Ian's peasants were distributed amongst the Russian sentries. He was with Ostap opposite him, Germans packed like cattle in between. Martin formed the subject of heated talk with the subaltern.

"He has no more strength than a cat," grumbled the Russian. "You can't take him on this train."

"Very well," retorted Ian, furious. "If you send him off the train we all go. I'll tramp to Warsaw, but I won't leave him."

"He's neither so old nor weak as he looks," put in Ostap. "I'll answer for him to do his work here."

"You won't answer for prisoners getting loose," retorted the subaltern. However, Martin was finally put with the engine-driver. He sat on the floor by the wood-chest and slept for ten hours, without feeling or hearing anything, though people came and went and he found somebody's dog fast asleep on his chest when he awoke.

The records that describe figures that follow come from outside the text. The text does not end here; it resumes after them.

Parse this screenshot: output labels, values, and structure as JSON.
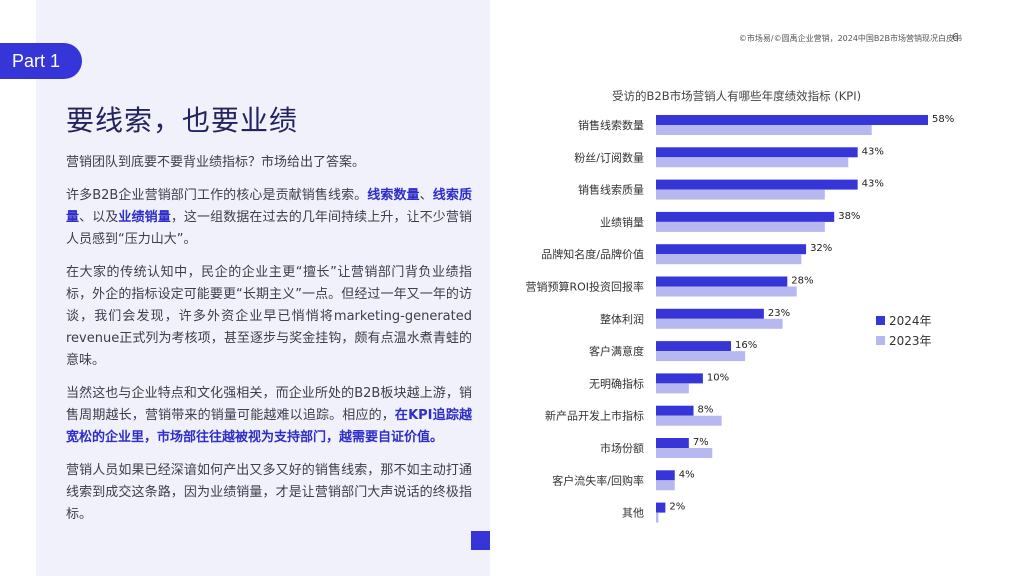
{
  "part_label": "Part 1",
  "header_source": "©市场易/©圆禹企业营销，2024中国B2B市场营销现况白皮书",
  "page_number": "6",
  "headline": "要线索，也要业绩",
  "paragraphs": {
    "p1": "营销团队到底要不要背业绩指标？市场给出了答案。",
    "p2a": "许多B2B企业营销部门工作的核心是贡献销售线索。",
    "p2b1": "线索数量",
    "p2c": "、",
    "p2b2": "线索质量",
    "p2d": "、以及",
    "p2b3": "业绩销量",
    "p2e": "，这一组数据在过去的几年间持续上升，让不少营销人员感到“压力山大”。",
    "p3": "在大家的传统认知中，民企的企业主更“擅长”让营销部门背负业绩指标，外企的指标设定可能要更“长期主义”一点。但经过一年又一年的访谈，我们会发现，许多外资企业早已悄悄将marketing-generated revenue正式列为考核项，甚至逐步与奖金挂钩，颇有点温水煮青蛙的意味。",
    "p4a": "当然这也与企业特点和文化强相关，而企业所处的B2B板块越上游，销售周期越长，营销带来的销量可能越难以追踪。相应的，",
    "p4b": "在KPI追踪越宽松的企业里，市场部往往越被视为支持部门，越需要自证价值。",
    "p5": "营销人员如果已经深谙如何产出又多又好的销售线索，那不如主动打通线索到成交这条路，因为业绩销量，才是让营销部门大声说话的终极指标。"
  },
  "chart_data": {
    "type": "bar",
    "orientation": "horizontal",
    "title": "受访的B2B市场营销人有哪些年度绩效指标 (KPI)",
    "categories": [
      "销售线索数量",
      "粉丝/订阅数量",
      "销售线索质量",
      "业绩销量",
      "品牌知名度/品牌价值",
      "营销预算ROI投资回报率",
      "整体利润",
      "客户满意度",
      "无明确指标",
      "新产品开发上市指标",
      "市场份额",
      "客户流失率/回购率",
      "其他"
    ],
    "series": [
      {
        "name": "2024年",
        "color": "#3535d8",
        "values": [
          58,
          43,
          43,
          38,
          32,
          28,
          23,
          16,
          10,
          8,
          7,
          4,
          2
        ]
      },
      {
        "name": "2023年",
        "color": "#b8b8f0",
        "values": [
          46,
          41,
          36,
          36,
          31,
          30,
          27,
          19,
          7,
          14,
          12,
          4,
          0.5
        ]
      }
    ],
    "value_labels": [
      "58%",
      "43%",
      "43%",
      "38%",
      "32%",
      "28%",
      "23%",
      "16%",
      "10%",
      "8%",
      "7%",
      "4%",
      "2%"
    ],
    "xlim": [
      0,
      60
    ],
    "legend_position": "right",
    "grid": false
  }
}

It seemed as though they would never start. Several times the word was given, only to be rescinded. Many human odds and ends of a military camp arrived, apparently from nowhere, and demanded to be allowed standing-room amongst the prisoners. The weary subaltern protested and swore but all applicants seemed to find places. Before they left two empty trains came up from Warsaw to take wounded. Ian noticed they were roped like the Orsov train. In a remarkably short time they were packed, inside and out, with sick and wounded whom Nicolai Petrovitch Ketov was striving to get off before the Germans came. He was an amiable lawyer in private life, with a passion for music and a speculative mind. Ian had the satisfaction of hearing later on that he left neither man, woman nor child behind at the camp, that he saw everything was burnt that the troops could not carry away and that he even made the grain uneatable by pouring petrol over it.

The delay fretted Ian, for he was in a good deal of pain from his broken ribs and feverish as well, suffering agonies of thirst. He had a hasty visit from Minnie and Healy, who came up as near as they could to shout him good-bye.

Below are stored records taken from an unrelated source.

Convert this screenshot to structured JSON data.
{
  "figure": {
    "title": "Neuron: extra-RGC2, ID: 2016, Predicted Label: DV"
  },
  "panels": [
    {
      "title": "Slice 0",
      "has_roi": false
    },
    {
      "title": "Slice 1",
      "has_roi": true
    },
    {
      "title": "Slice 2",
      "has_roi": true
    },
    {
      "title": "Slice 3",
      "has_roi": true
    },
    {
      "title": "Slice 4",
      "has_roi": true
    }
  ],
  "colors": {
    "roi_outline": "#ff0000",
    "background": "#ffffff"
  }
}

"We're off," said she. "I wish you were looking more comfortable."

"Oh, I'm all right. I forgot to get some water, that's all."

Healy went off and brought a bottle full. And he insisted on Ian's taking a packet of cigarettes.

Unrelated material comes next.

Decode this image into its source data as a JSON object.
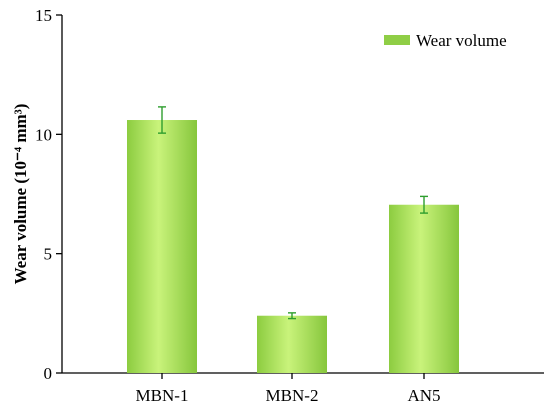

"I'll reach Warsaw before you," he urged. "So do take them all. I'll keep the car there as long as I dare. Look me up at the American Consulate. You know where it is?"

"No. But I can find out."

"Good. Mind, your seat will be kept till we start."

"When is that?"

"When the Grand Duke leaves. They say here he leaves to-night. But I don't believe it. And I'm not going to forget Poland. When I've got more stores I'm coming back again."

He watched them go off in a cloud of dust. They had luck with love, he reflected. They would get on very well together. He knew Healy was well off, and Minnie had a little fortune of her own. And they would spend it wisely, helping those poorer than themselves. He had no hope of marrying Vanda. Joseph was well and safe. He ought to have been glad of it, he knew. But he hated his cousin bitterly, all the more bitterly as ruin closed around him and years of exile filled his tired vision. Very likely he would get killed before his rival.

Ostap was very cheerful. After telling the prisoners what they were to expect if they tried any nonsense he shared his last cigarette with one of them. Ian seemed to hear his voice all the time. It broke into his sorrowful meditations and sometimes got mixed up with them, for the fever made him rather muddle-headed.

"We haven't ammunition," Ostap said. "But we use the knife instead. There were hundreds of you in that camp wounded with our bayonets. All ours are wounded with shells and shrapnel because you are afraid to come too close."

"We have enough ammunition to beat the world," put in a thick German voice; it belonged to one who had been a clerk in Moscow.

"Perhaps," agreed Ostap. "But we have more men and don't care if we die or not. That will beat the people who beat the world, in the end."

Thus the talk went on. Ian dozed on his perch, wondering at last who was beating the world and where the ammunition came from. And just before sunset they arrived at Sohaczev.